Portions of his original church, a very early church, or at least portions of its foundations, were incorporated into the 11th-century Romanesque Church that lies in ruins near Corofin. The high cross at Dysert O'Dea Monastery is referred to as Tola's Cross, Crusha Baunala or "the cross of blessing". It is from the 11th or 12th century, however, and there is no direct connection between the saint and this particular, late, high cross although one of the figures on the cross appears to be that of a bishop, perhaps St. Tola.

==Veneration==
His feast day is celebrated on 30 March.

St.
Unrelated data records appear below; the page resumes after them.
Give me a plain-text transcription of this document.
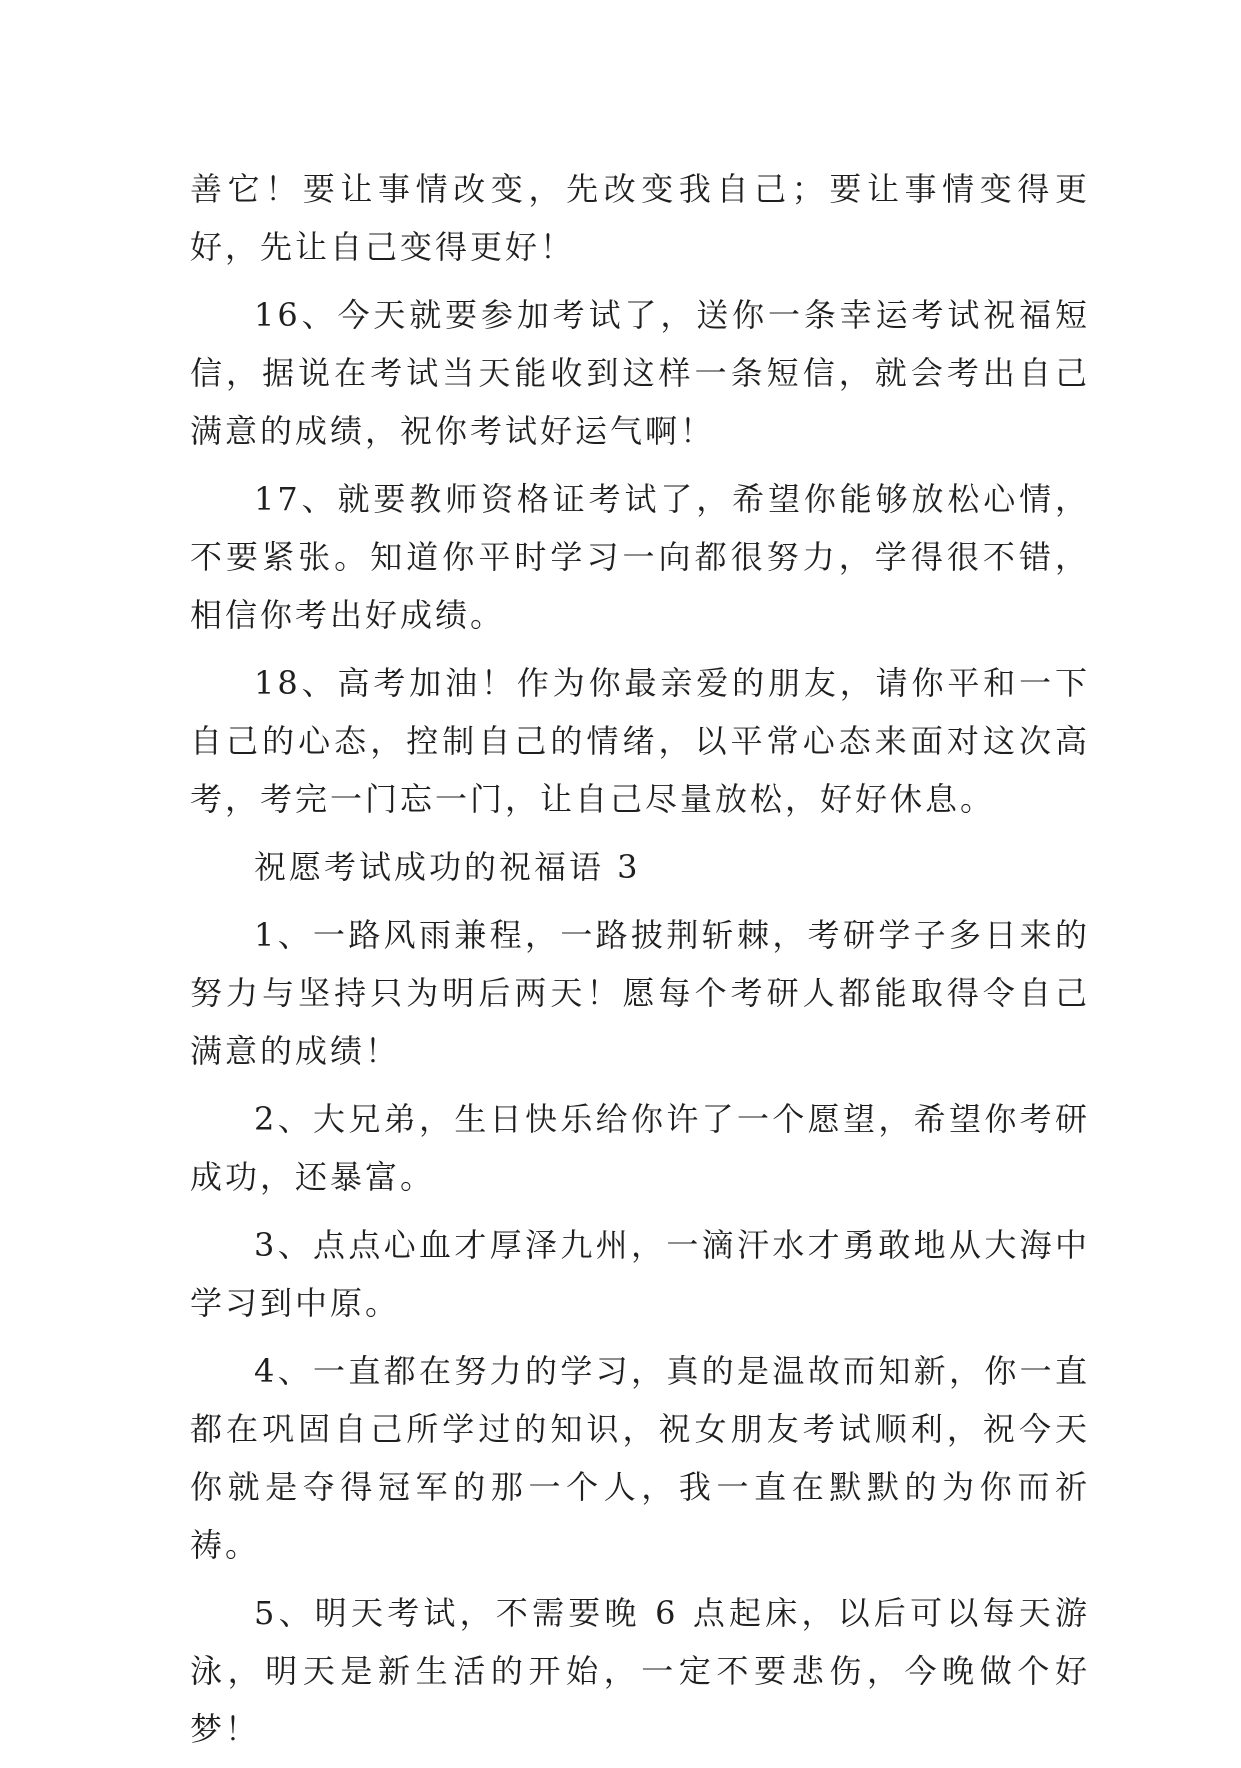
善它！要让事情改变，先改变我自己；要让事情变得更好，先让自己变得更好！

16、今天就要参加考试了，送你一条幸运考试祝福短信，据说在考试当天能收到这样一条短信，就会考出自己满意的成绩，祝你考试好运气啊！

17、就要教师资格证考试了，希望你能够放松心情，不要紧张。知道你平时学习一向都很努力，学得很不错，相信你考出好成绩。

18、高考加油！作为你最亲爱的朋友，请你平和一下自己的心态，控制自己的情绪，以平常心态来面对这次高考，考完一门忘一门，让自己尽量放松，好好休息。

祝愿考试成功的祝福语 3

1、一路风雨兼程，一路披荆斩棘，考研学子多日来的努力与坚持只为明后两天！愿每个考研人都能取得令自己满意的成绩！

2、大兄弟，生日快乐给你许了一个愿望，希望你考研成功，还暴富。

3、点点心血才厚泽九州，一滴汗水才勇敢地从大海中学习到中原。

4、一直都在努力的学习，真的是温故而知新，你一直都在巩固自己所学过的知识，祝女朋友考试顺利，祝今天你就是夺得冠军的那一个人，我一直在默默的为你而祈祷。

5、明天考试，不需要晚 6 点起床，以后可以每天游泳，明天是新生活的开始，一定不要悲伤，今晚做个好梦！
Tola is the patron saint of County Clare, and is invoked against "toothaches", The cross had a portion that could be taken out and was placed near the tooth in order to assist in healing.

In the year 1034, Coirten Ua Maebuain, Lord of Dealbhna, was killed by some of his clansmen, on the threshold of Disert Tola church. In punishment for this sacrilegious and unnatural murder, the perpetrator of the crime was killed the very same hour he perpetrated the treacherous act.